The organisation of the Target University will fully integrate priorities that reflect public service missions: ensuring the reception, orientation, professionalisation and success of students. The aim is to adapt undergraduate programmes to students’ previous backgrounds, academic ambitions and personal projects, combining knowledge learning with the acquisition of technical and professional skills.

It also means providing and developing the necessary transition points between the institution’s training programmes and its internal structures, in order to respond to students’ personal projects built gradually after the baccalaureate.

Within the undergraduate programme structures, this progressive and dynamic orientation of students will be achieved by organising courses into major and minor disciplines and by introducing disciplinary and temporal modularity. These modular courses will be built in connection with the existing study programmes.

The Target University creates two new experimental structures: the Institute of Technology (EST - École supérieure de technologie) and the University Undergraduate School (EU1C - École universitaire de 1er cycle).

The EST is an internal structure of the Science, Technology and Society PFR (see Volume 3). It will run three-year (Bac+3) excellence professionalisation programmes with a very high integration rate. It will mainly be built on the study programmes provided by the IUTs with the aim of gradually expanding the training portfolio, in particular by offering professional diplomas over three years. The primary objective is the professional integration of students with a Bachelor’s degree (Bac + 3), with the possibility of obtaining a diploma after one or two years of study (Bac + 1 or Bac + 2).

The EST will thus run two main types of training: technological training (transversal, oriented towards a group of related careers) and vocational training (specialised, oriented towards a specific career) on a restructured and expanded portfolio, in connection with the labour market.
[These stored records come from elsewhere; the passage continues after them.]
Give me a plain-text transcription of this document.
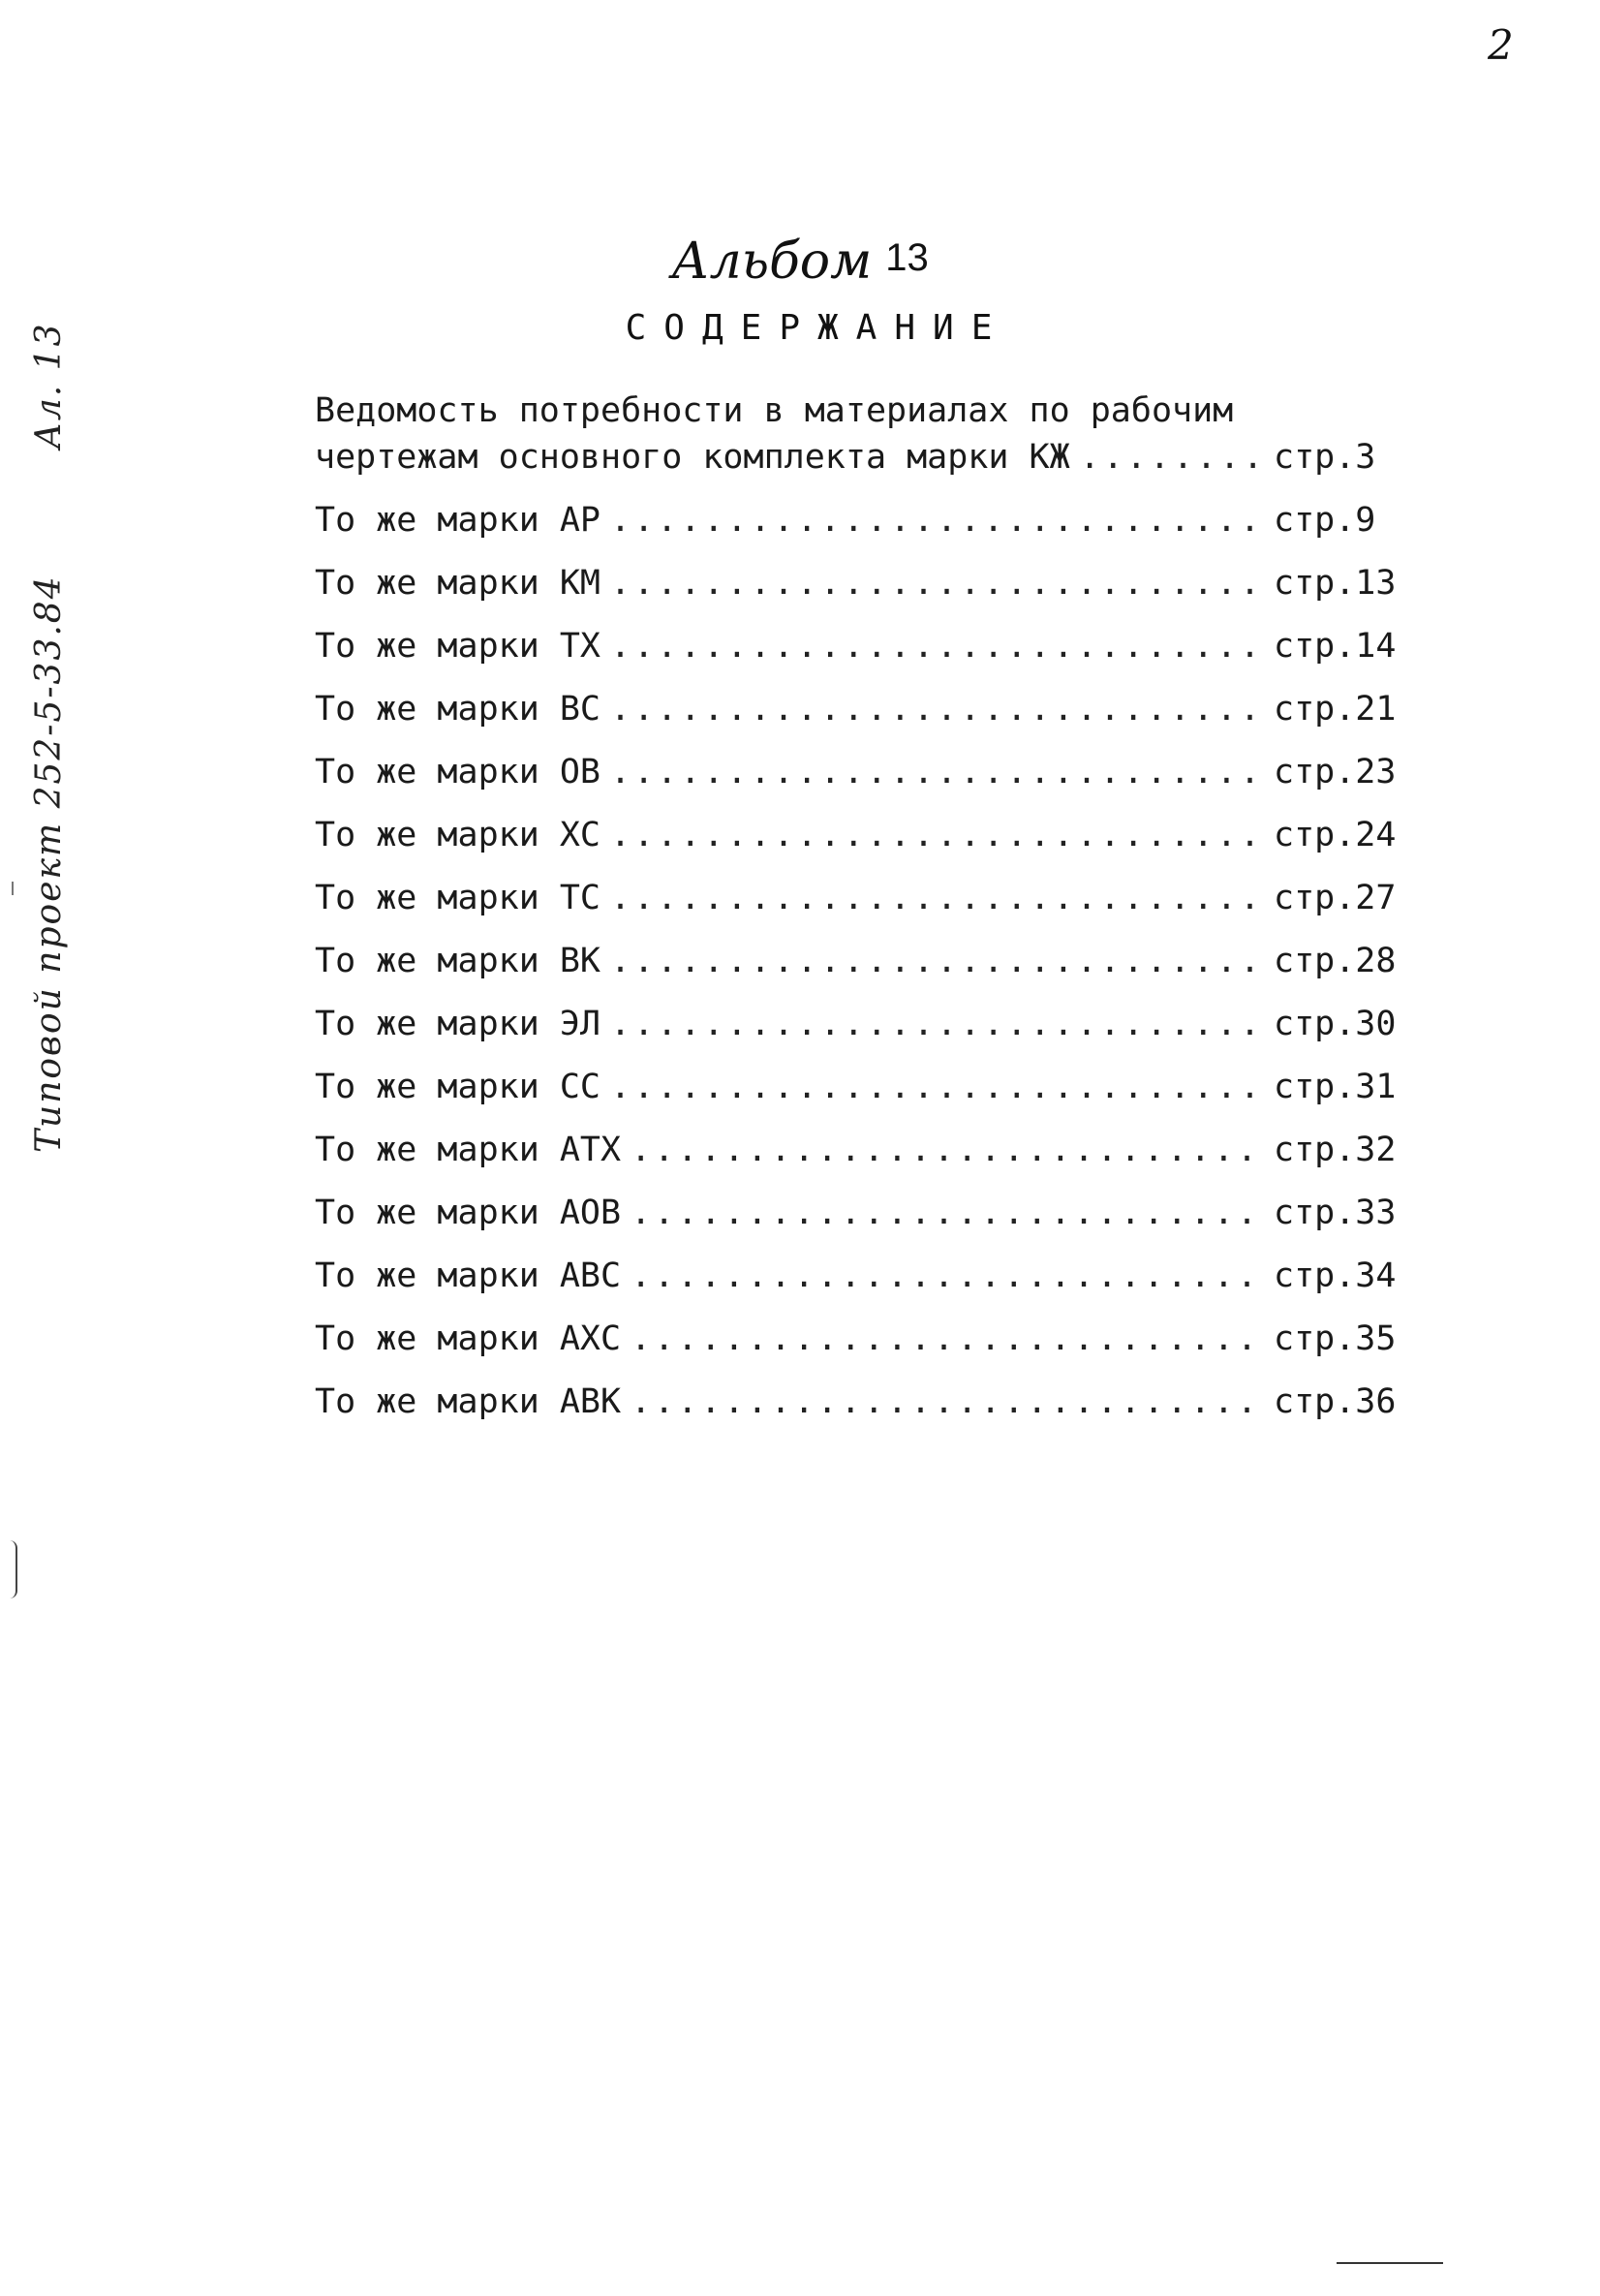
2
Типовой проект 252-5-33.84
Ал. 13
Альбом 13
СОДЕРЖАНИЕ
Ведомость потребности в материалах по рабочим
чертежам основного комплекта марки КЖ .....	стр.3
То же марки АР .....	стр.9
То же марки КМ .....	стр.13
То же марки ТХ .....	стр.14
То же марки ВС .....	стр.21
То же марки ОВ .....	стр.23
То же марки ХС .....	стр.24
То же марки ТС .....	стр.27
То же марки ВК .....	стр.28
То же марки ЭЛ .....	стр.30
То же марки СС .....	стр.31
То же марки АТХ .....	стр.32
То же марки АОВ .....	стр.33
То же марки АВС .....	стр.34
То же марки АХС .....	стр.35
То же марки АВК .....	стр.36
These courses will welcome students on the basis of their professional projects, motivations and specific skills. Work-study programmes will be a key pedagogical mode.

The EST will have its own governance and resources and may have its own accreditation.
The EU1C will have a mission to welcome and guide, taking into account any remediation needs, and to train recent baccalaureate holders in a specific offer that is coordinated with the PFR Bachelor’s programmes, potentially enabling students to cross over to another programme during the three years of the EU1C course. Baccalaureate holders enrolled in the EU1C in their first year can either join, at different stages, the PFR’s Bachelor’s programmes or continue their degree programmes within the EU1C, depending on the training and degree levels available in each PFR.

The EU1C courses will offer modular, transversal and multidisciplinary degrees and training paths, but they will also propose specialised programmes allowing students to pursue their studies in connection with local and national study programmes. All Bachelor’s degree courses will be run by faculty members, who will remain assigned to the PFRs. This means that the pedagogical teams retain the full initiative for the content, organisation and evaluation of the Bachelor’s courses.